Bu durumda, 16.03.2005 tarih ve 01829 yevmiye numaralı Keşan 23. Noterliği tarafından düzenlenmiş vasiyetnamenin, okuma yazma bilmeyenler için geçerli şekil şartlarına havi şekilde düzenlenmesi gerekir.
Somut olayda, murisin 16.03.2005 tarih ve 01829 yevmiye numaralı Keşan 23. Noterliği tarafından düzenlenmiş resmi bir vasiyetname yaparak, son arzularını açık bir şekilde ifade ettiği görülmüştür.
Ne var ki; dava konu vasiyetnamenin incelenmesinden vasiyet tanıklarının, murisin beyanının kendi önlerinde yapıldığını vasiyetnameye yazdırıp, bu beyanlarını imzalanmadan vasiyetnamenin düzenlendiği ve bu itibarla 16.03.2005 tarih ve 01829 yevmiye numaralı Keşan 23. Noterliğinde düzenlenen vasiyetnamenin Medeni Kanunun 535/2 maddesinde açıklanan şekil şartlarını ihtiva etmemesi nedeniyle geçerli bulunmadığı görülmüştür.
Öyle ise mahkemece, bu ilke ve esaslar gözetilerek yapılacak yargılama neticesinde hasıl olacak sonuca göre bir karar verilmesi gerekirken, yanılgılı değerlendirme sonucu yazılı şekilde hüküm tesisi bozmayı gerektirmiştir.

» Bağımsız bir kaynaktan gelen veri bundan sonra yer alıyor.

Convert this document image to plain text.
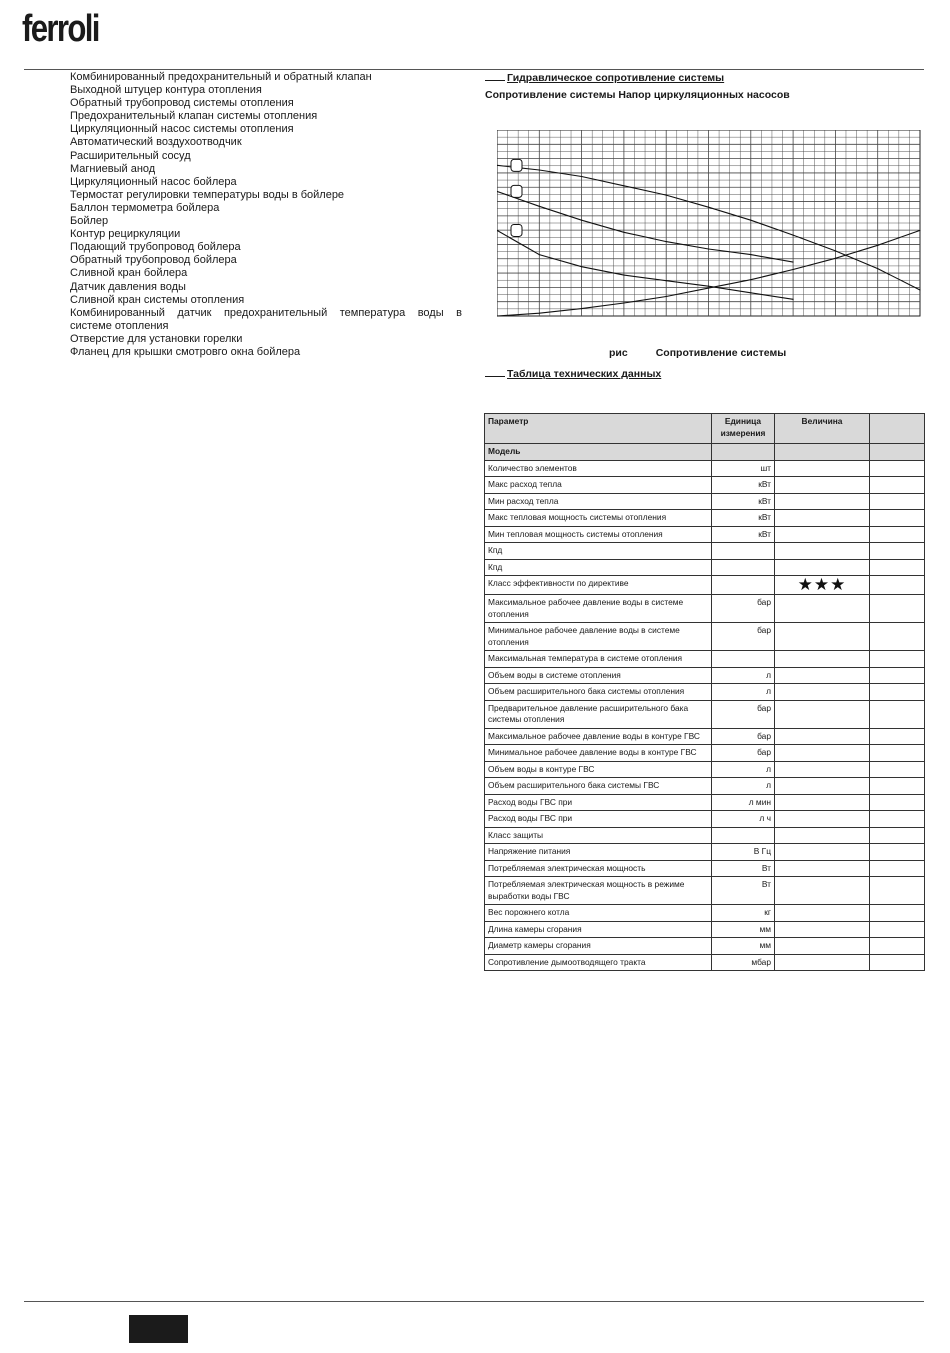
ferroli
Комбинированный предохранительный и обратный клапан
Выходной штуцер контура отопления
Обратный трубопровод системы отопления
Предохранительный клапан системы отопления
Циркуляционный насос системы отопления
Автоматический воздухоотводчик
Расширительный сосуд
Магниевый анод
Циркуляционный насос бойлера
Термостат регулировки температуры воды в бойлере
Баллон термометра бойлера
Бойлер
Контур рециркуляции
Подающий трубопровод бойлера
Обратный трубопровод бойлера
Сливной кран бойлера
Датчик давления воды
Сливной кран системы отопления
Комбинированный датчик предохранительный температура воды в
системе отопления
Отверстие для установки горелки
Фланец для крышки смотровго окна бойлера
Гидравлическое сопротивление системы
Сопротивление системы Напор циркуляционных насосов
рис	Сопротивление системы
Таблица технических данных
Параметр	Единица измерения	Величина	
Модель			
Количество элементов	шт		
Макс расход тепла	кВт		
Мин расход тепла	кВт		
Макс тепловая мощность системы отопления	кВт		
Мин тепловая мощность системы отопления	кВт		
Кпд			
Кпд			
Класс эффективности по директиве		★★★	

Максимальное рабочее давление воды в системе отопления	бар		
Минимальное рабочее давление воды в системе отопления	бар		
Максимальная температура в системе отопления			
Объем воды в системе отопления	л		
Объем расширительного бака системы отопления	л		
Предварительное давление расширительного бака системы отопления	бар		
Максимальное рабочее давление воды в контуре ГВС	бар		
Минимальное рабочее давление воды в контуре ГВС	бар		
Объем воды в контуре ГВС	л		
Объем расширительного бака системы ГВС	л		
Расход воды ГВС при	л мин		
Расход воды ГВС при	л ч		
Класс защиты			
Напряжение питания	В Гц		
Потребляемая электрическая мощность	Вт		
Потребляемая электрическая мощность в режиме выработки воды ГВС	Вт		
Вес порожнего котла	кг		
Длина камеры сгорания	мм		
Диаметр камеры сгорания	мм		
Сопротивление дымоотводящего тракта	мбар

SONUÇ: Yukarıda açıklanan esaslar gözönünde tutulmaksızın yazılı şekilde hüküm tesisi isabetsiz, temyiz itirazları bu nedenlerle yerinde olduğundan kabulü ile hükmün HUMK.nun 428.maddesi gereğince BOZULMASINA ve peşin alınan temyiz harcının istek halinde temyiz edene iadesine, 27.01.2015 tarihinde oybirliğiyle karar verildi.